Prince-VajiralongkornPrince-Vajiralongkorn
Écrit par Lepetitjournal.com Bangkok avec AFP
Publié le 7 décembre 2016, mis à jour le 12 mai 2019

La BBC Thai fait l'objet d'une enquête par les thaïlandaises pour avoir publié un portrait du nouveau roi de Thaïlande qui a scandalisé les ultra-royalistes alors que le royaume opère une délicate transition

Les autorités thaïlandaises ont ouvert une enquête pour déterminer si la BBC avait enfreint la très sévère loi de lèse-majesté en diffusant un portrait du roi Maha Vajiralongkorn publié en langue thaïlandaise depuis le bureau de Londres, ont déclaré mercredi les autorités thaïlandaises.

Basée au Royaume Uni, la BBC Thai est l'un des rares médias hors du royaume à publier des articles en thaïlandais sans pratiquer l'autocensure.

Dans son article, la BBC livre des détails de la vie privée du roi, dont la vie tumultueuse est souvent évoquée dans l'intimité par les Thaïlandais mais jamais commentée dans les journaux ou sur les réseaux sociaux.

"L'affaire est en cours d'investigation, mais je ne peux pas divulguer les détails", a déclaré mercredi Pornchai Chalordej, responsable du commissariat local de Bangkok chargé de l'affaire.

"Ils ont un bureau en Thaïlande et des journalistes thaïlandais y travaillent, ils doivent donc être poursuivis s'ils violent la loi thaïlandaise", a déclaré mercredi Prayuth Chan-O-Cha, chef de la junte actuellement au pouvoir.

Dès sa publication sur la page Facebook de BBC Thai le 2 décembre, l'article s'est répandu comme une trainée de poudre.

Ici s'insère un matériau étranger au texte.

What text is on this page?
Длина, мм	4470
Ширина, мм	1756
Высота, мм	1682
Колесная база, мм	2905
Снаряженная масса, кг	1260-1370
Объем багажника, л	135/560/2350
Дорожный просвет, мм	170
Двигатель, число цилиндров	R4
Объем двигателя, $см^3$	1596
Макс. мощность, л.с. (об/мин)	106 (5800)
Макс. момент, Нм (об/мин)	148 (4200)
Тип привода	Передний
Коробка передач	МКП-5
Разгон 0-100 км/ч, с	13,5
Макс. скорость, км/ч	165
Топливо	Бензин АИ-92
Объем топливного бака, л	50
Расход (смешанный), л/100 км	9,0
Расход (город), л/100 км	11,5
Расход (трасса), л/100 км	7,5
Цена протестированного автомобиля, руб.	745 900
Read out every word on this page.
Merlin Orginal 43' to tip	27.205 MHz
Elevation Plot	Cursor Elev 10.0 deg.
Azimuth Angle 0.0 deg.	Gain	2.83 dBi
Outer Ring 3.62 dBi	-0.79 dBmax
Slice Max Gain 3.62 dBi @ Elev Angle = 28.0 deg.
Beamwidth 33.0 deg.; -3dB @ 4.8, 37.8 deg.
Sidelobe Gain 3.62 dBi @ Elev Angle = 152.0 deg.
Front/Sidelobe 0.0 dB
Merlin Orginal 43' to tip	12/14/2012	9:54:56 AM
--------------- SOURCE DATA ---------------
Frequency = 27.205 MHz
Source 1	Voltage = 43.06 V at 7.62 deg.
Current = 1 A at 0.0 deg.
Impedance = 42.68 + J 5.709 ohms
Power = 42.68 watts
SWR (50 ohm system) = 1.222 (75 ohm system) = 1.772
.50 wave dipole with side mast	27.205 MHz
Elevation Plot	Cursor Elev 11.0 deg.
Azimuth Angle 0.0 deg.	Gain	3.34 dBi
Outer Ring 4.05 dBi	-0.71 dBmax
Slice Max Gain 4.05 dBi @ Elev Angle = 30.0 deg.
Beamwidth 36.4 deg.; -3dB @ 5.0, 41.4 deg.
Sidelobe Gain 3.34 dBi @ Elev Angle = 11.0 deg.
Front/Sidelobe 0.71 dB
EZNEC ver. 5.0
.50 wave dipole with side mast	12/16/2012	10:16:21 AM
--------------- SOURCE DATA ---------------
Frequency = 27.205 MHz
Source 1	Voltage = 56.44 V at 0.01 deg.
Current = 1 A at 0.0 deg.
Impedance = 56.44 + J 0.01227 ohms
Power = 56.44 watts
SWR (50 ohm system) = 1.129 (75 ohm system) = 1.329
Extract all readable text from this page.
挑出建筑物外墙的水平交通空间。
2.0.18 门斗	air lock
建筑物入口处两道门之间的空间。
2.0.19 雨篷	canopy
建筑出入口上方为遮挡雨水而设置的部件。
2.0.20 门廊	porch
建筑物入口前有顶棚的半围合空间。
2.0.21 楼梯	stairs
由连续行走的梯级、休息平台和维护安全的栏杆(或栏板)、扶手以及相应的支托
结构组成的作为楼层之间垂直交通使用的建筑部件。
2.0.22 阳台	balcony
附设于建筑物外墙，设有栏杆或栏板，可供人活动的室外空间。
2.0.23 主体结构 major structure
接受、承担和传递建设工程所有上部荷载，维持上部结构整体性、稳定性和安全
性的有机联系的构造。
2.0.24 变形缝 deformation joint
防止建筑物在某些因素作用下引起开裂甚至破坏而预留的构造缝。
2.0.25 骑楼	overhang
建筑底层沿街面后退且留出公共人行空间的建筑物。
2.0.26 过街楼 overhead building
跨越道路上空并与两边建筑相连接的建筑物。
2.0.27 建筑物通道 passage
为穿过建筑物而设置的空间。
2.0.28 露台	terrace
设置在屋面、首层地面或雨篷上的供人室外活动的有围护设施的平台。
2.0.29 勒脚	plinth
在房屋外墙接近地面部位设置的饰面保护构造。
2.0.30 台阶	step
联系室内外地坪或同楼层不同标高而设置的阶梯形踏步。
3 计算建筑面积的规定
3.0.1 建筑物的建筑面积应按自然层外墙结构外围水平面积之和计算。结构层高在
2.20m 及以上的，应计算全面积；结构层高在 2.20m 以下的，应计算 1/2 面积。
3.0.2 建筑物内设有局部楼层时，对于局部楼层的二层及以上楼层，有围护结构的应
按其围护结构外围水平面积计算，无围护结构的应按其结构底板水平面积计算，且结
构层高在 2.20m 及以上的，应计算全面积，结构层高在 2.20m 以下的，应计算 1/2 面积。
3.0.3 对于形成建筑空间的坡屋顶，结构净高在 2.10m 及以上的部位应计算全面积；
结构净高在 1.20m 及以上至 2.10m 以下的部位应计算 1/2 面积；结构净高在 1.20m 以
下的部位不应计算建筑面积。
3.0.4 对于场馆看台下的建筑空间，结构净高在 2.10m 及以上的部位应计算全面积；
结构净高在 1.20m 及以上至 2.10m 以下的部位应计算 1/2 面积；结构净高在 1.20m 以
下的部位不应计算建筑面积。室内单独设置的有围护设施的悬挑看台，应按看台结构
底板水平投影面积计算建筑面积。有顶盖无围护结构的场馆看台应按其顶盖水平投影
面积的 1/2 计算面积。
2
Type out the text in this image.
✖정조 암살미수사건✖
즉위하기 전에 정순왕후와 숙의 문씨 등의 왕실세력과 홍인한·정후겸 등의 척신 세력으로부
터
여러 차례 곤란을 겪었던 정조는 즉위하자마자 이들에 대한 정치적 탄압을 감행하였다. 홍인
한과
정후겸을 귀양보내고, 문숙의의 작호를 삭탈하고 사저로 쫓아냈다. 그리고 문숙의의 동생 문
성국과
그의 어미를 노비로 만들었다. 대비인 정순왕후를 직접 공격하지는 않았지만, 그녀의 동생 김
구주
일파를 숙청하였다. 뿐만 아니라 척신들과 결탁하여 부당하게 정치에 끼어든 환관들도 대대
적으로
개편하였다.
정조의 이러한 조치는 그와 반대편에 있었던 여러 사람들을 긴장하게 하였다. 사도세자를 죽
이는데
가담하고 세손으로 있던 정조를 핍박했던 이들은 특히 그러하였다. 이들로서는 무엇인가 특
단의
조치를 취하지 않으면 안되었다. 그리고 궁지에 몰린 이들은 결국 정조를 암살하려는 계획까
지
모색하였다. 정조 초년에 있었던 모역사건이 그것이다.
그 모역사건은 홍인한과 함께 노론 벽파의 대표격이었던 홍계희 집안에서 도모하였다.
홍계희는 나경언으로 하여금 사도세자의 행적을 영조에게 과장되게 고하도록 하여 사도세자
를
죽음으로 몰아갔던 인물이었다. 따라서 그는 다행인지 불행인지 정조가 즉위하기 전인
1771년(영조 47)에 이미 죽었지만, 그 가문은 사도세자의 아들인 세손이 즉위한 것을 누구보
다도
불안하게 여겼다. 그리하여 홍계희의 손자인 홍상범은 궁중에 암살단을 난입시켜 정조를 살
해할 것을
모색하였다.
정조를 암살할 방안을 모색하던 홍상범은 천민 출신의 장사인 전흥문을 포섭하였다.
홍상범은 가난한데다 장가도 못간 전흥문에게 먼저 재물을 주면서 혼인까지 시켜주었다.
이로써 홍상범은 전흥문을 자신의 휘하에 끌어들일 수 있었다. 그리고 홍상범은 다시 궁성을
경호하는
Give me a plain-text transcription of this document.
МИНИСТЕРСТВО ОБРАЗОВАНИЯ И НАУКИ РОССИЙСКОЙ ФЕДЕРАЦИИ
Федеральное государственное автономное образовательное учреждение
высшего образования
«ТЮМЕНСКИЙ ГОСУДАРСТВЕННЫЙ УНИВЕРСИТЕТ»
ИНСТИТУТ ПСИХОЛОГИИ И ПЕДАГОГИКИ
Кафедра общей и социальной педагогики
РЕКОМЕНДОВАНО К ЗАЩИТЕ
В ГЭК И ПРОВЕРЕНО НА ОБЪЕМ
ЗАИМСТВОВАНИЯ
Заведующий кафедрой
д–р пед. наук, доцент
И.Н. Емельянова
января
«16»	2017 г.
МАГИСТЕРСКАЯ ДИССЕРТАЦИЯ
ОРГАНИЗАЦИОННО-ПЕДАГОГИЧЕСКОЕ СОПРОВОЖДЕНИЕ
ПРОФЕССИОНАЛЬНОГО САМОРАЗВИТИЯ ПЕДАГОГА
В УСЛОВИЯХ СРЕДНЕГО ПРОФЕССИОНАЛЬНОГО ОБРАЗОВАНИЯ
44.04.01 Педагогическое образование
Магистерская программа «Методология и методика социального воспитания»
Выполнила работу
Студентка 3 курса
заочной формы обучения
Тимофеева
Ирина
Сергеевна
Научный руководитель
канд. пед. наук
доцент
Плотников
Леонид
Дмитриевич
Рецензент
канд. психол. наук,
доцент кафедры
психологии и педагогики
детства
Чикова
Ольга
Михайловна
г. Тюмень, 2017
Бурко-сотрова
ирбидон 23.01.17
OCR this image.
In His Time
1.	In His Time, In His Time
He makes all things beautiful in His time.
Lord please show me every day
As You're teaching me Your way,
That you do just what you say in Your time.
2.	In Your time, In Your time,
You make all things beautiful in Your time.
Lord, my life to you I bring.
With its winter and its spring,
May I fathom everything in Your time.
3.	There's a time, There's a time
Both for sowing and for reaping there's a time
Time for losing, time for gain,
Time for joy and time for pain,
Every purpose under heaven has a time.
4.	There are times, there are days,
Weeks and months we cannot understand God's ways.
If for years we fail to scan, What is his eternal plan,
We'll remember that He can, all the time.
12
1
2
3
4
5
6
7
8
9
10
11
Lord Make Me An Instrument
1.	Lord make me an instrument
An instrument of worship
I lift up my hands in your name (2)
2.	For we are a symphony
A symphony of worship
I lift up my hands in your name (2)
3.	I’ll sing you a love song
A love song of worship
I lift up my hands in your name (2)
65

Il a été partagé plus de 3.000 fois en quelques heures tout en attirant les critiques de royalistes qui accusent la BBC de diffamer le nouveau monarque, Rama X, intronisé le 1er décembre, 50 jours après la mort de son père, le très vénéré roi Bhumibol Adulyadej.

Un jeune militant thaïlandais anti-junte, Jatupat Boonpattararaksa ("Pai"), a été arrêté samedi pour avoir simplement partagée l'article sur Facebook. Cet étudiant de l'Université de Khon Kaen a finalement été libéré après avoir versé une caution de 400.000 bahts, mais il risque 15 ans de prison s'il est reconnu coupable de crime de lèse-majesté.

L'article qui n'est plus accessible depuis la Thaïlande a été bloqué par le ministère de l'Economie et de la société numérique.

Mercredi, des policiers se sont rendus dans les bureaux de la BBC dans le centre de Bangkok, mais ont trouvé portes closes.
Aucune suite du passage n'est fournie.